The Mine detector Mark I was a metal detector for landmines developed during World War II. Initial work on the design had started in Poland but after the invasion of Poland by the Germans in 1939, and then the Fall of France in 1940, it was not until the winter of 1941–1942 that work was completed by Polish lieutenant Józef Kosacki.
Polish mine detector Wikipedia
In the pre-war period the Department of Artillery of Poland's Ministry of National Defence ordered the construction of a device that could be helpful in locating duds on artillery training grounds. The instrument was designed by the AVA Wytwórnia Radiotechniczna, but its implementation was prevented by the German invasion of Poland. Following the fall of Poland and the transfer of Polish HQ to France, work restarted on the device, this time intended as a mine detector. Little is known of this stage of construction as the work was stopped by the Battle of France and the need to evacuate the Polish personnel to Great Britain.

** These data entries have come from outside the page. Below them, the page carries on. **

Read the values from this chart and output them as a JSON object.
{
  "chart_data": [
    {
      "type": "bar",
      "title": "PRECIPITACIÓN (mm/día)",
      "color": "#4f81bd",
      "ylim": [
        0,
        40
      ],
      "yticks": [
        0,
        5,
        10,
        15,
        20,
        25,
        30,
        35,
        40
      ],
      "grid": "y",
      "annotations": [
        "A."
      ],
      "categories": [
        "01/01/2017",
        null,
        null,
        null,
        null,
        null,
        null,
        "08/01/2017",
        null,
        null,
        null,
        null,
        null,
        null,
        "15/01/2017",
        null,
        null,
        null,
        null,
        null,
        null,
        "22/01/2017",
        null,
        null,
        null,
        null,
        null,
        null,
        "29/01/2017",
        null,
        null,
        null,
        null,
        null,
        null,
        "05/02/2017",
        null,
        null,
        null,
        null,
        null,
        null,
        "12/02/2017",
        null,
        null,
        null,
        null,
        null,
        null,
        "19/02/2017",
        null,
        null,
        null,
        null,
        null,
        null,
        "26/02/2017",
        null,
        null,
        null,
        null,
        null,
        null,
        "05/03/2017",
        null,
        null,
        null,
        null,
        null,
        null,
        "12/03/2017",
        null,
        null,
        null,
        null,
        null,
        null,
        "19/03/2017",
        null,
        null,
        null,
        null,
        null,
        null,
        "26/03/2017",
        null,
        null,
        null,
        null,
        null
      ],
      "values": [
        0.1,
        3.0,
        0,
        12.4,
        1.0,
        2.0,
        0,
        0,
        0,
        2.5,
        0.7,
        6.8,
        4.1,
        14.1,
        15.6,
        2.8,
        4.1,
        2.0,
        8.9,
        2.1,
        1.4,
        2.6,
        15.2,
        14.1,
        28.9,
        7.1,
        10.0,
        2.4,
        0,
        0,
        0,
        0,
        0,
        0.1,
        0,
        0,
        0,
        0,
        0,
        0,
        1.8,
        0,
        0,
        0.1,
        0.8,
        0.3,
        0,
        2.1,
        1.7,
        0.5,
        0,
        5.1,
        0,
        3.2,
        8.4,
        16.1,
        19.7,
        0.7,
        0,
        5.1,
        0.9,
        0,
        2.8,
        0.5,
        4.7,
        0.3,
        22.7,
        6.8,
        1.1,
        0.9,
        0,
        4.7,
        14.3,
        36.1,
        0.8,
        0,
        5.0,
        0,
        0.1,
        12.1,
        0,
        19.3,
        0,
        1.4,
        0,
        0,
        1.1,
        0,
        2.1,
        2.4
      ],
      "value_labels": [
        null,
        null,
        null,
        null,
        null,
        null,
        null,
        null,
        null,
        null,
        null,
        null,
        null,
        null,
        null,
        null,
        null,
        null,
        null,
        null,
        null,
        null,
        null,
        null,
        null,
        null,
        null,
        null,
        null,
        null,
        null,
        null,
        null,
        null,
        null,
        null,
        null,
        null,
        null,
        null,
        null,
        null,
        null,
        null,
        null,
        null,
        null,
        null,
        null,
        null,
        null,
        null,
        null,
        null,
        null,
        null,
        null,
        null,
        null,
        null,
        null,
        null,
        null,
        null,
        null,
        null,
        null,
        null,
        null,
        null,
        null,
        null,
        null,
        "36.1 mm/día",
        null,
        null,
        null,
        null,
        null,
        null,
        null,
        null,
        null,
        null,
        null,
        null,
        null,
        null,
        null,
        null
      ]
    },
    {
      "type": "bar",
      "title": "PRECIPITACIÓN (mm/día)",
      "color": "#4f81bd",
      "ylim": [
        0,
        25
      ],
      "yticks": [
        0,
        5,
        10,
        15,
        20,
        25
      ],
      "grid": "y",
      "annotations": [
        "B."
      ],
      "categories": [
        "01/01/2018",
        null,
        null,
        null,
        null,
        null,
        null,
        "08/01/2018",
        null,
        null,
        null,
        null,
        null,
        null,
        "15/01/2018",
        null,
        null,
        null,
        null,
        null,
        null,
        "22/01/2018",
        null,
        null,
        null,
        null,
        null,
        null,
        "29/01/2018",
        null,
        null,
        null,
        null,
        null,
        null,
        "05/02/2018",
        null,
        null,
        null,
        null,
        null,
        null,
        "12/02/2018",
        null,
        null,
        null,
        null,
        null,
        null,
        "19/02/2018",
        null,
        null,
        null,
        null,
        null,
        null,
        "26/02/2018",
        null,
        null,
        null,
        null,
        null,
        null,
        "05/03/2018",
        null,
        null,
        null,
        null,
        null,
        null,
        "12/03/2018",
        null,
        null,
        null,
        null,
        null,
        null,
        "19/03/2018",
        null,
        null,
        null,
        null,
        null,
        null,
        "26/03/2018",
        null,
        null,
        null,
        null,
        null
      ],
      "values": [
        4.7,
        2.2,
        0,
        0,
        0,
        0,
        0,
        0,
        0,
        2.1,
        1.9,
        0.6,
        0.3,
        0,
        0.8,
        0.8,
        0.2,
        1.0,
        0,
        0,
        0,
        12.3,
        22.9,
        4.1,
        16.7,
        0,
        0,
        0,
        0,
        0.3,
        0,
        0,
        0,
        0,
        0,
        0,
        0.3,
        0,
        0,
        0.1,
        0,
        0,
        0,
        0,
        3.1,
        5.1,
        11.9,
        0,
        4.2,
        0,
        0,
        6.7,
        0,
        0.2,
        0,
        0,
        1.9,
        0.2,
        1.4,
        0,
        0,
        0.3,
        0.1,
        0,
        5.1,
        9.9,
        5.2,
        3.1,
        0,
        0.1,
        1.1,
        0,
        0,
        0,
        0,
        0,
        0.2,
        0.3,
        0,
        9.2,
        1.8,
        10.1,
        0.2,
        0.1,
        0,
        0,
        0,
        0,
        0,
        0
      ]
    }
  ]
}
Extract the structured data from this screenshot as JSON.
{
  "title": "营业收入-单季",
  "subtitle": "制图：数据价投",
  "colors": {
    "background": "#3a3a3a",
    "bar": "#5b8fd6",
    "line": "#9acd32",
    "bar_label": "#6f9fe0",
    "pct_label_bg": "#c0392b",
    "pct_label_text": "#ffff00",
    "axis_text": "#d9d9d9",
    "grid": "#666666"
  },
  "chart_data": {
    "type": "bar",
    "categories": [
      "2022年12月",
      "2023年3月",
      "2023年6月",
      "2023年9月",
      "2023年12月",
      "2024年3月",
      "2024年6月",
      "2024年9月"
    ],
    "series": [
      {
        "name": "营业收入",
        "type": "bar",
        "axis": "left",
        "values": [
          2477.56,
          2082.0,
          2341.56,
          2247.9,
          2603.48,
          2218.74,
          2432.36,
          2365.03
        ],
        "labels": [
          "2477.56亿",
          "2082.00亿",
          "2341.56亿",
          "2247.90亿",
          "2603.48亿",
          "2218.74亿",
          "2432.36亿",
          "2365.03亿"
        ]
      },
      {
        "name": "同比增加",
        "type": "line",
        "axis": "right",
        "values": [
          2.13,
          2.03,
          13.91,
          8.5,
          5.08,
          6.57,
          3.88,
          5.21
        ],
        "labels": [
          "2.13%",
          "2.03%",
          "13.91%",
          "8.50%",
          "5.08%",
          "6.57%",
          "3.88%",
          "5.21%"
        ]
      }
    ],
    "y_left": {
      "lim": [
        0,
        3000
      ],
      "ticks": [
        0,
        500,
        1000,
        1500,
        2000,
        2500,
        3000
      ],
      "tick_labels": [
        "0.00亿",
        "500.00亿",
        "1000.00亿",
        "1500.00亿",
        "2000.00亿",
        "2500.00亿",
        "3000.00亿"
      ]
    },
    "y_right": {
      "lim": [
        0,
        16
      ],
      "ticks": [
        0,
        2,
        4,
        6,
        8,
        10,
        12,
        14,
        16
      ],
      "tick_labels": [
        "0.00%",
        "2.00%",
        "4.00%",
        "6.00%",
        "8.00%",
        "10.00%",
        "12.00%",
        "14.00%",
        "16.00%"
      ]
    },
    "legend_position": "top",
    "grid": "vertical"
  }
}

There in late 1941 Lieutenant Józef Kosacki devised a final version, based partially on the earlier designs. His invention was not patented; he gave it as a gift to the British Army. He was given a letter of thanks from the King for this act. His design was accepted and 500 mine detectors were immediately sent to El Alamein where they doubled the speed of the British Eighth Army. During the war more than 100,000 of this type were produced, together with several hundred thousands of further developments of the mine detector (Mk. II, Mk. III and Mk IV). The detector was used later during the Allied invasion of Sicily, the Allied invasion of Italy and the Invasion of Normandy. This type of detector was used by the British Army until 1995.
An attempt was made to mount a version of the mine detector on a vehicle so that sappers would be less vulnerable. To this end "Lulu" (on a Sherman tank) and subsequently "Bantu" (on a Staghound armoured car) were developed. The detector mechanism was in non-metallic rollers on arms held away from the vehicle. When the roller passed over a mine, or a similar piece of metal, the roller it was under was indicated in the vehicle. Prototypes were built but never tried in combat.